Seguramente los cancilleres ya saben que la crisis presente -bajo la forma de una lucha entre ejecutivo y legislativo- comenzó hace seis años, cuando los perdedores no reconocieron los resultados electorales del 2016 y que, aunque no pudieron usar como pretexto la ineptitud del gabinete (calificado como un dream team), sí fueron las sospechas generadas por los efectos continentales del escándalo Lavajato las que hicieron renunciar al presidente Kuzcynski. Esas contradicciones políticas, agudizadas por la pandemia, trajeron abajo la gobernabilidad hasta los extremos que se hemos visto y vivido en los últimos quince meses.

La lejanía del ciudadano no es extraña, pues desde siempre las grandes decisiones se toman en las alturas sin considerarlo y sólo es consultado cada cinco años para que emita su voto.

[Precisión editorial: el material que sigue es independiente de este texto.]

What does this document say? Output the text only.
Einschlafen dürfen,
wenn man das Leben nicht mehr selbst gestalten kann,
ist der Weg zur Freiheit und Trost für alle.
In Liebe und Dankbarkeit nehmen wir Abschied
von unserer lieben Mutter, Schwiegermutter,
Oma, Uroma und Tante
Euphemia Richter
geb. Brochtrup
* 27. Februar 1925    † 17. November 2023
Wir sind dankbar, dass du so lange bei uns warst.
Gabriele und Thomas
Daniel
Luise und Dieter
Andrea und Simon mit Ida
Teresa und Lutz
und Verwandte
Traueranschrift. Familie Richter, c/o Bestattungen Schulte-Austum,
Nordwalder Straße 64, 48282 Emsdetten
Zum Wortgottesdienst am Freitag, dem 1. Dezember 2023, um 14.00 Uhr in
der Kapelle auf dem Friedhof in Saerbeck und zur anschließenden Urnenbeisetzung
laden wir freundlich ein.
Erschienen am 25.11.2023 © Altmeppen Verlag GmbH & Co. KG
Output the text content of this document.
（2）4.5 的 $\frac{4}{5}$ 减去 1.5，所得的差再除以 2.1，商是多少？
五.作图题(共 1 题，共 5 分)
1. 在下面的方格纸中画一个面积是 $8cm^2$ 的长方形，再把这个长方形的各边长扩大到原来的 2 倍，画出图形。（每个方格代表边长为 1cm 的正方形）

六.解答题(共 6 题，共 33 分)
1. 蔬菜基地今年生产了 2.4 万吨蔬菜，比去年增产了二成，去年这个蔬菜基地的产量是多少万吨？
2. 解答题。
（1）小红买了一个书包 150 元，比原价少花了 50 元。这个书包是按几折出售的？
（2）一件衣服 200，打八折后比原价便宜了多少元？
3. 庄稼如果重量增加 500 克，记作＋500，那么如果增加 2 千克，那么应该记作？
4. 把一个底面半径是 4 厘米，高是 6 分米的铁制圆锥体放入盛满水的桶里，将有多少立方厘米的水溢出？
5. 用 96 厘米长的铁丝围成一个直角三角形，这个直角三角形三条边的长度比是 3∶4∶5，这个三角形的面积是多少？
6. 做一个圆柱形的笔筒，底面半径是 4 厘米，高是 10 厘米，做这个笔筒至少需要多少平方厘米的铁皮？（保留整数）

Irónicamente, tras la consulta del año pasado, una parte de la mitad perdedora desconoció los resultados y buscó el respaldo de OEA. La intransigencia de algunos, no otorgó, como las normas democráticas no escritas mandan, la tregua de cien días, para que el presidente Castillo pudiera organizar su gobierno y formular las reformas que prometió en la campaña de la segunda vuelta. Al cumplir su primer mes, presionado por las fuerzas armadas despidió a su ministro de Relaciones Exteriores y su ministro de Trabajo fue censurado por el Congreso. Desde esa oportunidad, los intransigentes no han cesado en su propósito de cortar cuanto antes el mandato del elegido.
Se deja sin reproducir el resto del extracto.